Terörle Mücadele Küresel Forumu (TMKF) 22 Eylül 2011 tarihinde ABD ve Türkiye eş başkanlığında New York’ta kurulmuştur. TMKF ne devletlerin bir araya geldiği bir uluslararası örgüttür ne de bir sivil toplum örgütüdür. TMKF 21nci yüzyılın terörizmine karşı askeri olmayan mücadelenin oluşturulması amacıyla tüm dünyadan konunun uzmanlarını ve karar alıcılarını bir araya getiren bir platform oluşturma amacındaki bir girişimdir. Teoride, bu girişim sayesinde terörizmle mücadelede acil ihtiyaçların tanımlanabilmesi, bu ihtiyaçlara karşı çözümlerin üretilebilmesi ve kaynakların harekete geçirilebilmesi mümkün olabilecektir.

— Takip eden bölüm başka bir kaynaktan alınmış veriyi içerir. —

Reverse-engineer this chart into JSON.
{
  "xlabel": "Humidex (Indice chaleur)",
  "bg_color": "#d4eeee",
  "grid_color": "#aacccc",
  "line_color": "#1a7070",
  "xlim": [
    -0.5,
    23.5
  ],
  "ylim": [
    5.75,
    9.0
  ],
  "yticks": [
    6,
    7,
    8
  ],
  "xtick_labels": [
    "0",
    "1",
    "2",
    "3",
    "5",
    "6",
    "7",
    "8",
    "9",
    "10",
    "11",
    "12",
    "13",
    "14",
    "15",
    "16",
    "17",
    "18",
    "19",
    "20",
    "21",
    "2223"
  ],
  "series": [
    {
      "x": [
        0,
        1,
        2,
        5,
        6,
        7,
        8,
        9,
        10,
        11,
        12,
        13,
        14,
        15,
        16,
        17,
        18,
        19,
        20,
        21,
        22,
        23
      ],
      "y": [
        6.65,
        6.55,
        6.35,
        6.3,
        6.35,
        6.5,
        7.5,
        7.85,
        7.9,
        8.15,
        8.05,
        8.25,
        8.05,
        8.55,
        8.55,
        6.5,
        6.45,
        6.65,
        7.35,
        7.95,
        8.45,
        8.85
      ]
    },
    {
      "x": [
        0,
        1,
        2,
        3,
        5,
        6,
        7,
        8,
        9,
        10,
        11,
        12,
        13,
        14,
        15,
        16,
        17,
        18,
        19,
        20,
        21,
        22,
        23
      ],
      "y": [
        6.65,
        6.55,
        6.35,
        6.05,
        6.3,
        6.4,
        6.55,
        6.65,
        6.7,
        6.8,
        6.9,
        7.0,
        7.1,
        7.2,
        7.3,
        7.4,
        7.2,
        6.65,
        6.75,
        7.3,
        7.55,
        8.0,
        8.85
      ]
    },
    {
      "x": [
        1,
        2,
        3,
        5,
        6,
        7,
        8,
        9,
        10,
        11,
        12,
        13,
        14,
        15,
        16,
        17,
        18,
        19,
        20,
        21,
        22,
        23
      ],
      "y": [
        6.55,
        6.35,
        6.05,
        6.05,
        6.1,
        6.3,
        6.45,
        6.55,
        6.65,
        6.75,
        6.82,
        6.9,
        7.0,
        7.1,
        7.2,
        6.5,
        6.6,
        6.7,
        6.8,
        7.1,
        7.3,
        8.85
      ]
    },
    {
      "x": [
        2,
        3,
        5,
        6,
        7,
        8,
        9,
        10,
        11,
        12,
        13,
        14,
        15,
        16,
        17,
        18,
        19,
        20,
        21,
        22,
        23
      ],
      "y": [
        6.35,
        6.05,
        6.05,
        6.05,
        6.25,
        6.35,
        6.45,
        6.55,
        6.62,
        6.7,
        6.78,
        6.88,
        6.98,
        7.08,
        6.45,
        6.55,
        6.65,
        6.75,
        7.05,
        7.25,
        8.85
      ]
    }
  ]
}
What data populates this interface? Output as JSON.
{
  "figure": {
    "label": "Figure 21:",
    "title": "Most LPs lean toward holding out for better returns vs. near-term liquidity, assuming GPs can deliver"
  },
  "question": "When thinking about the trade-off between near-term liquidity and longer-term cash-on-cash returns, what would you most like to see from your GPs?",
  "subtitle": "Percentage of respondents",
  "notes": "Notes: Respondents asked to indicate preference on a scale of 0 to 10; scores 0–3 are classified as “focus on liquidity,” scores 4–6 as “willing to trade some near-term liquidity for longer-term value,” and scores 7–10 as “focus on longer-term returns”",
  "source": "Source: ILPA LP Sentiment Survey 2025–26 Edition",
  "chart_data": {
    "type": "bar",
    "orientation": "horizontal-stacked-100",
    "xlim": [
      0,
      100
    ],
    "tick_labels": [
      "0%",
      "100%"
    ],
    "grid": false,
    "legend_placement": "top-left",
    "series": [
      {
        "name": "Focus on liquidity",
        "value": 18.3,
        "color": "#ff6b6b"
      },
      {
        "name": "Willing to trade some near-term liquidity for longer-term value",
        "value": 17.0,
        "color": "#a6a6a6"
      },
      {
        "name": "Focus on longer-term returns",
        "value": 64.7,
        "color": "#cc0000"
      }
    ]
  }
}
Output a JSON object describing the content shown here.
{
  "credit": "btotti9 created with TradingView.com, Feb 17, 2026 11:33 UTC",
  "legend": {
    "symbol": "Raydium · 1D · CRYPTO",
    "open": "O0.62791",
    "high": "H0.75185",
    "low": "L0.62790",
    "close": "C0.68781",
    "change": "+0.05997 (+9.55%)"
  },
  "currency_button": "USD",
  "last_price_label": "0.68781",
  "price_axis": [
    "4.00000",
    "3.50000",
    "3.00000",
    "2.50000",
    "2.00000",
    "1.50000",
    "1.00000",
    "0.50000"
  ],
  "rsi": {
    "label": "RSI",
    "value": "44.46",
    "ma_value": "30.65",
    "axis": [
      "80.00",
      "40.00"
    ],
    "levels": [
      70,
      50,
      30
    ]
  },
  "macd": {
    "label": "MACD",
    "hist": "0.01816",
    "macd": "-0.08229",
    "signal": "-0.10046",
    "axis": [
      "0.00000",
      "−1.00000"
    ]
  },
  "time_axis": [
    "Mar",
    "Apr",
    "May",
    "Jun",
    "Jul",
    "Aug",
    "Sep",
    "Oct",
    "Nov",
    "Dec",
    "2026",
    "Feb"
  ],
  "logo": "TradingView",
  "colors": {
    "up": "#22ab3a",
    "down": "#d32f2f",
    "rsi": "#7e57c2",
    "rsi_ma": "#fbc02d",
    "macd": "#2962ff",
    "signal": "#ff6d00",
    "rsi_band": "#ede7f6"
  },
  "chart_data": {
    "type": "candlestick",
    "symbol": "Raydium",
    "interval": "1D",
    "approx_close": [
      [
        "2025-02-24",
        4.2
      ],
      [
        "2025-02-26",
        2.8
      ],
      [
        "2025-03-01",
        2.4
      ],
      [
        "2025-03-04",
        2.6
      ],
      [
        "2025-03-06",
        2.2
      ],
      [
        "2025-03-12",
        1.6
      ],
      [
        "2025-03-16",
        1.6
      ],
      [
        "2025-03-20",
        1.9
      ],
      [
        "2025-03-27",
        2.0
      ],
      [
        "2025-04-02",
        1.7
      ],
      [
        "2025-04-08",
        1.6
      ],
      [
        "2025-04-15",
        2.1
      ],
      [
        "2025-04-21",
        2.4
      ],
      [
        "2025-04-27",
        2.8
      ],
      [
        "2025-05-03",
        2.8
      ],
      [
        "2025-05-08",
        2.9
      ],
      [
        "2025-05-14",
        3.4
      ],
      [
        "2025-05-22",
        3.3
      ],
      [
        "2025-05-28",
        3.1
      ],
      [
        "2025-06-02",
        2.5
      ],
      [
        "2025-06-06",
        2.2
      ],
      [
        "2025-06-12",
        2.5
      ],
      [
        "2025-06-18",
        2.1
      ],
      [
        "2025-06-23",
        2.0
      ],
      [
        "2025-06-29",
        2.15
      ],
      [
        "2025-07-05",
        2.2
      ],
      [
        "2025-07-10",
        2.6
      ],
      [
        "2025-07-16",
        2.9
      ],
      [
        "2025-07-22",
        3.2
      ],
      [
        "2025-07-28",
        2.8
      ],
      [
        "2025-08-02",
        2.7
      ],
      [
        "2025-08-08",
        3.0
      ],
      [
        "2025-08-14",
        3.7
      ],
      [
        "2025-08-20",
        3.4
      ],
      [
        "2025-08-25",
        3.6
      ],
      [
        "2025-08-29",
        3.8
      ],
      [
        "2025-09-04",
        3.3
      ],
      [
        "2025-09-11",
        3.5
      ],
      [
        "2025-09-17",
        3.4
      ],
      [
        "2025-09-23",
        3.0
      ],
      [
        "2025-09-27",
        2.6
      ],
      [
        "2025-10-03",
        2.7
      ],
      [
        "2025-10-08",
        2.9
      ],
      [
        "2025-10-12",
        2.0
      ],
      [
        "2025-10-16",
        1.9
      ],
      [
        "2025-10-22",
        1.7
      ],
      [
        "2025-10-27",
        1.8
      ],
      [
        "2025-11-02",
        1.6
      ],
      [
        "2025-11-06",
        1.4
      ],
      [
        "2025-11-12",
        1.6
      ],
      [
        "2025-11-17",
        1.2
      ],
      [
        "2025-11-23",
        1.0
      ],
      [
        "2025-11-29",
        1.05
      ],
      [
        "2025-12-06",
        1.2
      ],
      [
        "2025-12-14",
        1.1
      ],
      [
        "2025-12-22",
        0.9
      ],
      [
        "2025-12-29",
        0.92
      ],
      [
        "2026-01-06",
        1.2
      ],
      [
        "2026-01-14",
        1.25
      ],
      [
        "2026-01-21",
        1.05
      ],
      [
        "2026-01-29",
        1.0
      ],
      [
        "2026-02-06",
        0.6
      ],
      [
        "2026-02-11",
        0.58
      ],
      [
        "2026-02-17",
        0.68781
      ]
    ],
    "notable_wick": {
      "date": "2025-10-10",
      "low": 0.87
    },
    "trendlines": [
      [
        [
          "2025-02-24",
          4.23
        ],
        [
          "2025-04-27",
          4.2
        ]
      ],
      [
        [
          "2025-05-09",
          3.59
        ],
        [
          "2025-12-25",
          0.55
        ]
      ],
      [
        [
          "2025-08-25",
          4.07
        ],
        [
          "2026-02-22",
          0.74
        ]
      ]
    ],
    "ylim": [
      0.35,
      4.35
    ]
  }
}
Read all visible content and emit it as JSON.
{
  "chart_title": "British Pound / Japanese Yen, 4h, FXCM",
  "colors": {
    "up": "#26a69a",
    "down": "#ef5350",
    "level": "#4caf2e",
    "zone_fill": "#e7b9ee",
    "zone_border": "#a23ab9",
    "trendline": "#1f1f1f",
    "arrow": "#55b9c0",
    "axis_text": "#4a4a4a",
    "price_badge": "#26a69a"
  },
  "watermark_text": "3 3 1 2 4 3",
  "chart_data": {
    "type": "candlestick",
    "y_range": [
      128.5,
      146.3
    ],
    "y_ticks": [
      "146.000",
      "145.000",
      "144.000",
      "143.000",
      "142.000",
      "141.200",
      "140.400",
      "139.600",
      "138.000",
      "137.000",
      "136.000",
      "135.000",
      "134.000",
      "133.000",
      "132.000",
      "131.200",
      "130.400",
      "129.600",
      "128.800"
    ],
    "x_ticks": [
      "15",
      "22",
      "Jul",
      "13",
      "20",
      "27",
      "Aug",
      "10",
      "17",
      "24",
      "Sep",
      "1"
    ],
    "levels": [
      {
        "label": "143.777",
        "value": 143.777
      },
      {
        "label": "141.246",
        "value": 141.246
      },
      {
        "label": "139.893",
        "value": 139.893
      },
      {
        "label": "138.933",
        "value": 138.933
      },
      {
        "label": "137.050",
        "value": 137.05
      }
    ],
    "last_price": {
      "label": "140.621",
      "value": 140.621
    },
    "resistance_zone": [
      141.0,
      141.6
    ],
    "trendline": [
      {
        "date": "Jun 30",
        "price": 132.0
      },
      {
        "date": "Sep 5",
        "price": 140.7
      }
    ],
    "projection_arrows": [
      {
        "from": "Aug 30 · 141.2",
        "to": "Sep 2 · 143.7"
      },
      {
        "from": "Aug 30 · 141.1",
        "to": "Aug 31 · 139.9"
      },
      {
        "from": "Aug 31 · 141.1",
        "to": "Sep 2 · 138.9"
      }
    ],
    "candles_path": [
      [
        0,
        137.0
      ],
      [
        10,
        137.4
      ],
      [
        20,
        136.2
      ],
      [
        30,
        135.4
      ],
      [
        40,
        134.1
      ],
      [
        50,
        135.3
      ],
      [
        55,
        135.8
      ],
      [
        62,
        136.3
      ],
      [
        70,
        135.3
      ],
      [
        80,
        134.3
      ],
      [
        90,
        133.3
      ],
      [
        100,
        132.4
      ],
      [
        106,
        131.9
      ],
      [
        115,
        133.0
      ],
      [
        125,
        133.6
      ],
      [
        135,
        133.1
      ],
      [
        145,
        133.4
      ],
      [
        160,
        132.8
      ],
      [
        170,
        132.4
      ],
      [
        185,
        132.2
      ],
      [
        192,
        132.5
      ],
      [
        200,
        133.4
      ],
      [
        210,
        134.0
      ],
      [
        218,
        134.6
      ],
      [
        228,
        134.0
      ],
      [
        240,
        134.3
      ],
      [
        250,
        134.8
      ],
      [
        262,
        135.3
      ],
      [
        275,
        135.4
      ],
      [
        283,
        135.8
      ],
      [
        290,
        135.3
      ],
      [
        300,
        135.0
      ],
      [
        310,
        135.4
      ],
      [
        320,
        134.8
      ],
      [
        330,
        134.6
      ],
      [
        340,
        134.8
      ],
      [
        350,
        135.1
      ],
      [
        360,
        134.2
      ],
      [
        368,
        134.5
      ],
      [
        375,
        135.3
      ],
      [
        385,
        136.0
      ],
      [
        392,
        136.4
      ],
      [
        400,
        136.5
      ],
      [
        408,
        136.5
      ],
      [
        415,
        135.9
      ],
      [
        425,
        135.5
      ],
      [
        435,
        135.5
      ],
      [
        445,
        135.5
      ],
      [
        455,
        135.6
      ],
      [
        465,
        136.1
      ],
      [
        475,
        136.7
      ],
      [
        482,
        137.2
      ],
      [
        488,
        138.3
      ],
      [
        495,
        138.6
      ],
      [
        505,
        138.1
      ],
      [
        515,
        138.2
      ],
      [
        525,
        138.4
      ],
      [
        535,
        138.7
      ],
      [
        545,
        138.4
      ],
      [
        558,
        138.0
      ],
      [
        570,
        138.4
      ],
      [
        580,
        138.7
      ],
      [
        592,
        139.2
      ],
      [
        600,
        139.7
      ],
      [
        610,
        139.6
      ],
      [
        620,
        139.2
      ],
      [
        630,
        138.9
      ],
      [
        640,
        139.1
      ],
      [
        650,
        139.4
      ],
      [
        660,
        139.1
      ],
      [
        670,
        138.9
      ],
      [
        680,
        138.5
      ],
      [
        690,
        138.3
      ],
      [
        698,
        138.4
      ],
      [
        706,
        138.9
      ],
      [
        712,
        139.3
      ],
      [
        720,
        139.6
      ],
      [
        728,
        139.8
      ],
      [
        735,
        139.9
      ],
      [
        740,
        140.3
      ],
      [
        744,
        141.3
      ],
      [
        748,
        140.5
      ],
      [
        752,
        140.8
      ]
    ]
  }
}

Bu noktada akla gelen ilk soru “Neden böyle bir girişime ihtiyaç duyulduğudur?” Dünya küresel boyutta terörizmle 11 Eylül 2001 saldırıları ile tanışmış ve ABD liderliğinde başta El-Kaide olmak üzere küresel terör örgütleri ile bir mücadeleye girişmişti. 2011 yılında TMKF kuruluna kadar geçen on yıllık süreçte, dünya, geleneksel uluslararası ilişkiler mekanizmalarının bu yeni tehdit ile mücadelede hantal ve üretkenliğinin kısıtlılığı sorunu ile karşılaştı. En basit anlatımla kimin terörist olduğu veya hangi eylemin terörizm olduğunu tanımlamakta bile gelenekselmekanizmaların yetersizliği görüldü. Bu tür sorunlar nedeniyle uluslararası camia etkili mücadele safhasına geçemeden tanımlama gibi daha ilk adımları bile halledemez oldu. Etkin olması beklenen Birleşmiş Milletler veya NATO gibi uluslararası örgütler dahi üyelerinin değişik pozisyonları nedeniyle sonuç üreten mekanizmalar olamadılar. Bu soruna ilişkin TMKF öncesi en kayda değer girişimlerden birisi 2003 yılında kurulan G-8 Terörizmle Mücadele Eylem Grubu ( G-8 the Counterterrorism Action Group – CTAG) olmuştu. Birlemiş Milletler Güvenlik Konseyi Terörle Mücadele Komitesinin (UN Security Council’s Counter-Terrorism Committee) etkin olmaması nedeniyle kurulan G-8 Terörizmle Mücadele Eylem Grubunun da etkin olamaması TMKF’nin kurulması ile sonuçlanmıştır. 2001 yılından itibaren küresel terörizmin büyüme eğilimi ile uluslararası camianın buna karşı alınacak tedbirlerle ilgili beyhude çabaları ile karşılaştırıldığında hantallıktan kurtulmuş yeni yapıların kurulması gerekliliği ortaya çıkmıştı. TMKF’nin bu ihtiyacı karşılamakta yeterli olup olmayacağını ise zaman gösterecek. Ancak, ilk göstergeler olumlu sinyaller içeriyor.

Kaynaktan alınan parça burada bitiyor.